Carlo had a paralegal find Hannah Bigelow’s number in Havant. The paralegal called three times a day for a week. No one answered.

“I ran the letter by an ADA in the Financial Fraud Bureau in the Manhattan DA’s Office,” Carlo said to Eleanor. “He recommended we CC the Hampshire Constabulary in Havant. Not that they’ll do anything, but it should stop the Sonnegaards.”

“Why did they do this?” Eleanor asked.

“If they did their research, they might know about the Wolinskis and think, Ha, a helpless widow, a patsy. They might think the Wolinskis were frauds too. There’s a reason why people tread beaten tracks.”

“I want a designated mail opener, someone like the king’s food taster,” Eleanor said. She tucked the photo into her wallet.
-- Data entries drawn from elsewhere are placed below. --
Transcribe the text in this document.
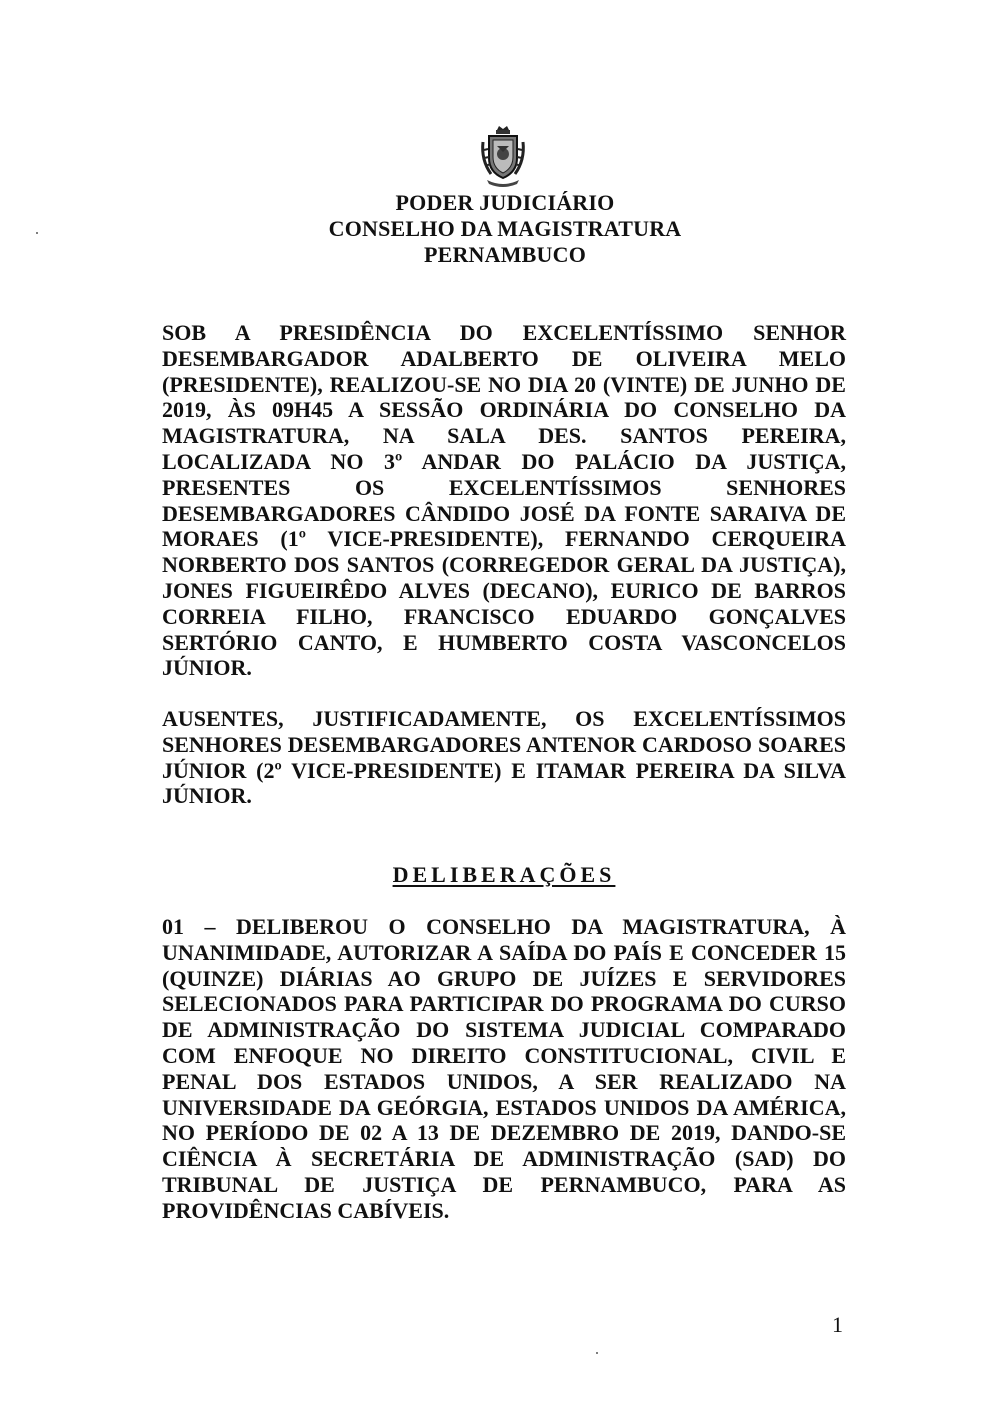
PODER JUDICIÁRIO
CONSELHO DA MAGISTRATURA
PERNAMBUCO

SOB A PRESIDÊNCIA DO EXCELENTÍSSIMO SENHOR DESEMBARGADOR ADALBERTO DE OLIVEIRA MELO (PRESIDENTE), REALIZOU-SE NO DIA 20 (VINTE) DE JUNHO DE 2019, ÀS 09H45 A SESSÃO ORDINÁRIA DO CONSELHO DA MAGISTRATURA, NA SALA DES. SANTOS PEREIRA, LOCALIZADA NO 3º ANDAR DO PALÁCIO DA JUSTIÇA, PRESENTES OS EXCELENTÍSSIMOS SENHORES DESEMBARGADORES CÂNDIDO JOSÉ DA FONTE SARAIVA DE MORAES (1º VICE-PRESIDENTE), FERNANDO CERQUEIRA NORBERTO DOS SANTOS (CORREGEDOR GERAL DA JUSTIÇA), JONES FIGUEIRÊDO ALVES (DECANO), EURICO DE BARROS CORREIA FILHO, FRANCISCO EDUARDO GONÇALVES SERTÓRIO CANTO, E HUMBERTO COSTA VASCONCELOS JÚNIOR.

AUSENTES, JUSTIFICADAMENTE, OS EXCELENTÍSSIMOS SENHORES DESEMBARGADORES ANTENOR CARDOSO SOARES JÚNIOR (2º VICE-PRESIDENTE) E ITAMAR PEREIRA DA SILVA JÚNIOR.

DELIBERAÇÕES

01 – DELIBEROU O CONSELHO DA MAGISTRATURA, À UNANIMIDADE, AUTORIZAR A SAÍDA DO PAÍS E CONCEDER 15 (QUINZE) DIÁRIAS AO GRUPO DE JUÍZES E SERVIDORES SELECIONADOS PARA PARTICIPAR DO PROGRAMA DO CURSO DE ADMINISTRAÇÃO DO SISTEMA JUDICIAL COMPARADO COM ENFOQUE NO DIREITO CONSTITUCIONAL, CIVIL E PENAL DOS ESTADOS UNIDOS, A SER REALIZADO NA UNIVERSIDADE DA GEÓRGIA, ESTADOS UNIDOS DA AMÉRICA, NO PERÍODO DE 02 A 13 DE DEZEMBRO DE 2019, DANDO-SE CIÊNCIA À SECRETÁRIA DE ADMINISTRAÇÃO (SAD) DO TRIBUNAL DE JUSTIÇA DE PERNAMBUCO, PARA AS PROVIDÊNCIAS CABÍVEIS.

1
Eleanor wrote a letter to Hannah Sonnegaard. She didn’t want to write the lawyer’s letter Carlo recommended, but a widow’s letter. She showed a draft, stiff and correct, to Will and Sam. “Do you want to say that?” Will said. “Awfully brisk,” Sam said, raising his eyebrows. Eleanor revised the letter, unstiffening it a bit, politening it some. “Better,” Will said. “Third time will be the charm,” Sam said. Eleanor started from the beginning. She never shared the final version, the letter she sent, with any of her sons. “I wrote only on my own behalf,” she said to them. “You must do as you like.”


May 21, 2004


Dear Ms. Bigelow,

I write as Rupert Falkes’s widow and heir. If Rupert was Anders, he is no longer able to claim the family connection or the gift. On a matter of this seriousness and importance, I cannot speak for him but only for myself.

Your parents didn’t register Anders’s birth. They never spoke of him. They acted as if he’d never been born. I think it monstrously self-serving and cowardly of your mother on her deathbed to ask you and your brothers to find him. I understand that you would wish to fulfill her final wishes but I cannot forgive her or your father for abandoning him so completely. I disclaim the bequest, if it is mine to disclaim.


Yours,

Eleanor Phipps Falkes



I don’t believe Rupert could have been ruder, she thought. I will stop now. She would miss him every day. She would be all right.